Hillary Clinton: A Portrait of Power and Corruption

Hillary Clinton: A Portrait of Power and Corruption

Hillary inching ever closer to the power she has sought relentlessly.

Beyond Mr. Alinsky, the treatise yields insights about its author. Gaining power, Ms. Rodham asserted, was at the core of effective activism. It “is the very essence of life, the dynamo of life,” she wrote, quoting Mr. Alinsky.

Ms. Rodham endorsed Mr. Alinsky’s central critique of government antipoverty programs — that they tended to be too top-down and removed from the wishes of individuals.

But the student leader split with Mr. Alinsky over a central point. He vowed to “rub raw the sores of discontent” and compel action through agitation. This, she believed, ran counter to the notion of change within the system.

Nearly half a century after these youthful aspirations, Hillary Clinton appears to have nearly come full circle.
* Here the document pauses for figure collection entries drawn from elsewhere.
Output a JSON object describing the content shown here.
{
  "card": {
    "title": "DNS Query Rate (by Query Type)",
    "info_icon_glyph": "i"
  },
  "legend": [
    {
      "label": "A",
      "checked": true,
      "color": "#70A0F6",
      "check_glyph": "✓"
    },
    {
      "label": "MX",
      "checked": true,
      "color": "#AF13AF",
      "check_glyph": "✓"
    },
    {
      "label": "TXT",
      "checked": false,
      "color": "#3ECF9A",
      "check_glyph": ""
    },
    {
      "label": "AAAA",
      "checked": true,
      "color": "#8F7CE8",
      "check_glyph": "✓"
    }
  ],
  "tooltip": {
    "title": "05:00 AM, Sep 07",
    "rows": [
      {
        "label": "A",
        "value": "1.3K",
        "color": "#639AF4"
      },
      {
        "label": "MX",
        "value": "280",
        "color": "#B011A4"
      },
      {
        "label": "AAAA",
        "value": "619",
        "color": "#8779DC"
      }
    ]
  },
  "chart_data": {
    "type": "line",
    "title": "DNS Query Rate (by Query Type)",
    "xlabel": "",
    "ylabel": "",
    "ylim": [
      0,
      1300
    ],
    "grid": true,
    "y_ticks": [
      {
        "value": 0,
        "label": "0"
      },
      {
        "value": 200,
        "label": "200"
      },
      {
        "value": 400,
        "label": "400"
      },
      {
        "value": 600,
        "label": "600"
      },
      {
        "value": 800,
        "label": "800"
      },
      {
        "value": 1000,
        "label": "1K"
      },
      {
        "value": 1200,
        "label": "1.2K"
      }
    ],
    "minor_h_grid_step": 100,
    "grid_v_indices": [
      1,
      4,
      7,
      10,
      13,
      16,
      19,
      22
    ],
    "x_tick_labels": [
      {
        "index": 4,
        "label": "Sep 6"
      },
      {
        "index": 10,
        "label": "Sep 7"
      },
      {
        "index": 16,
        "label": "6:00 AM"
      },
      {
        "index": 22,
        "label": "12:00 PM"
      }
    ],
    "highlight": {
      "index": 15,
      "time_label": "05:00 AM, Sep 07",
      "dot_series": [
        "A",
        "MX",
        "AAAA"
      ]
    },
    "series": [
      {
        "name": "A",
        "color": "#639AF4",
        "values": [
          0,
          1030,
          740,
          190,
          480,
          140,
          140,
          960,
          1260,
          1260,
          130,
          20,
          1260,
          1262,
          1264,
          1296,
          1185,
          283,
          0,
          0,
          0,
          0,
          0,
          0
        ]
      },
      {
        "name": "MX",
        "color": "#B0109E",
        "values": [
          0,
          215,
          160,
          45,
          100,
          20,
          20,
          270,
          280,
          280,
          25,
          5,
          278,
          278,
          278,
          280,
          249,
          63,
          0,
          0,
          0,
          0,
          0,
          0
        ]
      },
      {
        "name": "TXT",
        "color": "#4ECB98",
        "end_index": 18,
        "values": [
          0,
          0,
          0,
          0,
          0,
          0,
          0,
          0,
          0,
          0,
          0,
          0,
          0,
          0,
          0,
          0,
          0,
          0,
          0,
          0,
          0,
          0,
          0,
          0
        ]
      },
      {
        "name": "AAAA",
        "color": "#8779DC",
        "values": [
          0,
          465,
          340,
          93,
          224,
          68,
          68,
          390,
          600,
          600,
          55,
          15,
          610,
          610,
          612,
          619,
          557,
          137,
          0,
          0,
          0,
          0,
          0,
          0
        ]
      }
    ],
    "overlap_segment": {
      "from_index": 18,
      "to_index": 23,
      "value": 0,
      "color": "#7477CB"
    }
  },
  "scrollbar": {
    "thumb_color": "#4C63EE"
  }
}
No longer is she simply the academic activist adorned with thick-framed spectacles hoping to change the establishment from within.

At this point, Hillary Clinton is, indeed, the establishment. She is one of the many faces of American power for many at home and abroad. But will she become the ultimate face of American power? Will Hillary Clinton become the first woman to have her portrait rendered as President of the United States?

Well, before that question is answered, Americans should be asking more questions not only about Hillary Clinton but about the very the nature of state power itself.

Power Corrupts

Do Hillary Clinton’s “noble” ends justify her choice of means, her ambitions for state power?

In my opinion, the answer is a firm “no,” but I do not say this as something unique to Hillary Clinton. She comes from a long line of murderers and thieves dressed up in high ideals – the type of person Isabel Paterson once called the “humanitarian with the guillotine,” – those who, as Paterson wrote, cause great harm as “the result of their deliberate actions, long persevered in, which they hold to be motivated by high ideals toward virtuous ends.” In step, Hillary is quick to downplay her mistakes and the “collateral damage” left in her wake in the name of her “virtuous ends.”

One may realize the promise of power is one of the oldest temptations known to man, leading to mistake after bloody mistake. Just think of all the “humanitarian” foreign policy adventures to Hillary’s name, carried out with weapons much more powerful than any guillotine – she pushed the bombing of former Yugoslavia in the 1990s, advocated strongly for the invasion of Iraq in 2003, supported the 2009 troop surge in Afghanistan (which led to the majority of American deaths in the Afghan war), orchestrated the 2009 coup in Honduras, supported the revolutionary overthrow of Hosni Mubarak 2011, led the policy to violently overthrow Libyan President Muammar Gaddafi in the same year only to smugly giggle at his death, and persists in her defense of the use of drone warfare that kills innocents across the globe from Yemen to Pakistan while continuing to advocate the arming of Syrian rebels as part of her on-going support for the overthrow of ISIS’s enemy, Syrian President Bashar al-Assad.

To Clinton, the ends really do justify the means. But again, this is not unique to Hillary Clinton. No, when engaged in the pursuit of political power, the politician is always certain of her truths and victories while being forever ignorant of her falsehoods and failures. She is happy to remember the parades in her honor, but it darkens her doorstep to remind her of the times when she blindly marched people to folly.

At the bottom of politics, there is a smarmy certainty, a sort of bad faith, underlying the whole hubbub. Politics relies on this faith in power – on a willingness to create a vision in one’s mind and force it upon the rest of the world with audacious violence – and accordingly the cornerstone of statecraft is drenched in sure-fire sacrifices.

Faith in state power and the corruption that follows may not be unique to Hillary Clinton – before writing Clinton Cash, author Peter Schweizer wrote another excellent book, Extortion, outlining how our dear public servants systematically use their political power to manipulate those they supposedly serve – but Hillary’s career in politics certainly provides a crash course in how such a faith corrupts.

Whether it be her support of NSA mass surveillance programs, her penchant to centrally plan the American economy through a morass of crony capitalists enabling job-killing policies, or the Clinton Foundation’s global pay-for-play scheme, Hillary has in many ways become the very establishment she used to dream of replacing. She makes the ‘69 establishment President Richard Nixon look like a domesticated pussy cat, as she escalates America’s imperial wars, facilitates arms deals for Clinton Foundation donors, and continually lies to the American public about her own record.

Break with Alinksy

When did Clinton stop agreeing with Alinsky that the government’s programs are “too top-down” and removed from the wishes of individuals on the ground? Just as Dorian Gray’s indifference for anything other than his search for beauty led him down a dark path, how many more Sibyl Vane’s must be driven into death’s arms by Hillary Clinton for her to see the cruelty that flows out of her indifference for those who oppose her pursuit and use of state power?